I am a climate change scientistwho uses various resistance heaters to elevate surface and soil temperatures in forests. I have just custom built some probes from resistance heating cable. I have sucessfully used similar cable in other experiments for years. The probes are made from dual conductor heating cable and are 32" long (cable is 9.36 ohm/m with 12 w/ft output). There are 12 of them and they run in parrallel because they have to. I am using a PWM output and a zero crossing SSR relay to adjust voltage output to maintain my heating differential for the experiment based on temperature data. The experiment heats soils to be 2 C above ambient soils.

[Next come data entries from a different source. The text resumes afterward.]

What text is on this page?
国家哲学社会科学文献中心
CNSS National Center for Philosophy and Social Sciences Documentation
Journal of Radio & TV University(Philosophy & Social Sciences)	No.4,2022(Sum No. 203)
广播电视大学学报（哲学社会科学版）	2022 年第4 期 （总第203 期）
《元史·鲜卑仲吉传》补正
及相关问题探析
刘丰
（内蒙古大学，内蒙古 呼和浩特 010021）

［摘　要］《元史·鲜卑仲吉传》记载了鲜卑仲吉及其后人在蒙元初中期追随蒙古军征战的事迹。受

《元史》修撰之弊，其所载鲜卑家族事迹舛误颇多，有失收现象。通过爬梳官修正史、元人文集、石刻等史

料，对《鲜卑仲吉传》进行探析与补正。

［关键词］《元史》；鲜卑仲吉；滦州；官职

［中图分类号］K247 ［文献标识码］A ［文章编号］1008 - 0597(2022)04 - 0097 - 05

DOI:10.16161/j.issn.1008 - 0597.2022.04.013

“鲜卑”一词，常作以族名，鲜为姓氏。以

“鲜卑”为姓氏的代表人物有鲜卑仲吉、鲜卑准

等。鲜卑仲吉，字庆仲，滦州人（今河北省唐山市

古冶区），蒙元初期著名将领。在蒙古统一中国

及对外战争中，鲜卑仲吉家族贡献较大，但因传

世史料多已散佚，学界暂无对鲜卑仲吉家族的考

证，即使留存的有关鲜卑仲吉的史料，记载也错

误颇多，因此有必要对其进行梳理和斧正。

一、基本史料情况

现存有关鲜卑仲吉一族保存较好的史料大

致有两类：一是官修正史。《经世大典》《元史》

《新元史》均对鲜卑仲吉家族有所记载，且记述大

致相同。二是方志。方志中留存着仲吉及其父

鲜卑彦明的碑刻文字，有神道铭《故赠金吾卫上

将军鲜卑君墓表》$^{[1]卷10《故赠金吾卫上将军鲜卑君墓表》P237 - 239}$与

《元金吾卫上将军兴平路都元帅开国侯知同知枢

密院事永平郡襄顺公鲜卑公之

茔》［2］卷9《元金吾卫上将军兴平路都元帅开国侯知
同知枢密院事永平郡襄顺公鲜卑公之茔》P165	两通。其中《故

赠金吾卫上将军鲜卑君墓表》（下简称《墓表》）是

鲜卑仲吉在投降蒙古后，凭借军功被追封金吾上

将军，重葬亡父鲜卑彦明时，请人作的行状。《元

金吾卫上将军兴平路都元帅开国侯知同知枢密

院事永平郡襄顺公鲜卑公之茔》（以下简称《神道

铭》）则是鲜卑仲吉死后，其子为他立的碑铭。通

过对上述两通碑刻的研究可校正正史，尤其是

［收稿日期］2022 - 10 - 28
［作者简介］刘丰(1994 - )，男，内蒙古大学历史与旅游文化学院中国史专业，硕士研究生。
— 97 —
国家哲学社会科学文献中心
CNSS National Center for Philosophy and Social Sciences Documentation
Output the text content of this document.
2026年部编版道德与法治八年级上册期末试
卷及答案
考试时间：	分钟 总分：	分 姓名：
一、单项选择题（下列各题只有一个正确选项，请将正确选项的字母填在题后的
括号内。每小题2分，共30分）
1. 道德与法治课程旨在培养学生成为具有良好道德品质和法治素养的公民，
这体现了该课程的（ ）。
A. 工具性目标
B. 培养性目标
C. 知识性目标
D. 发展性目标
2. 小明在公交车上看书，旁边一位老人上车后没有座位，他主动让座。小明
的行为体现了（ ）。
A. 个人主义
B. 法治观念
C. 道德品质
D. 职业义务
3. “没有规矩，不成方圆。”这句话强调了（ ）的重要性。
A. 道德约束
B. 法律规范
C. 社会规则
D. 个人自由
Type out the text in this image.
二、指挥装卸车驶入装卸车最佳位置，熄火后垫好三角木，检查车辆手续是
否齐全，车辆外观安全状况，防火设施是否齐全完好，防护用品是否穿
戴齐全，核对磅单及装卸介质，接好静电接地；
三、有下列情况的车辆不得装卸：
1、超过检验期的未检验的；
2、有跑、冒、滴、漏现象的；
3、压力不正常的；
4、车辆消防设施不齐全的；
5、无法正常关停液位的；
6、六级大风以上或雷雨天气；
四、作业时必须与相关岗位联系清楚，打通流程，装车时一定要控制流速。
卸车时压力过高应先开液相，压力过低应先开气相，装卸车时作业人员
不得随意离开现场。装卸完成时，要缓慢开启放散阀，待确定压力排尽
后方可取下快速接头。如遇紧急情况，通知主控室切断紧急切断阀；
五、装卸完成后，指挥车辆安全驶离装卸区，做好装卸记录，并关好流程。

I use between 9 and 12 soil probes on a given array and I have to transform voltage down 16 or 18V which I have been doing with a torroidal transformer so far with 240V supply. I rarely run these heaters at full capacity. Unfortunately to have the 500 VA capacity (calculated need is actually 384 VA) that I need. I either need to operate two 250VA transformers in parrallel (an easy solution) or buy a 500 kva buck boost transformer (16v at 500KVA). Can I split the load line and run two torroidal tranformers in parallel? I was planning on using triad magnetics VPT36940?

I am also wondering about voltage loss and positioning of transformer. It would be very efficient for my experiment layout to buy a single 2KVA buckboost transformer to run my whole system at low voltage. BUT my runs would be are long ~ 75-100 ft each. The other alternative would be to transform voltage very near experimental array. I was planning on using 10/3 or 12/3 SJEOOW to carry the load. For a given KVA, is voltage loss worse for low voltage (16V) or high voltage configuration (240). I could put use 500 KVA transformer near array if need be but that would mean added expense. This is a little unconventional as it is an experiment with experimental equipment. We put a premium on folkd safety and also keeping the experiment as pristine and untouched as possible.

Thanks for any help you can give.


I am a bit of a hillbilly engineer with respect to this stuff. Any advice would be appreciated.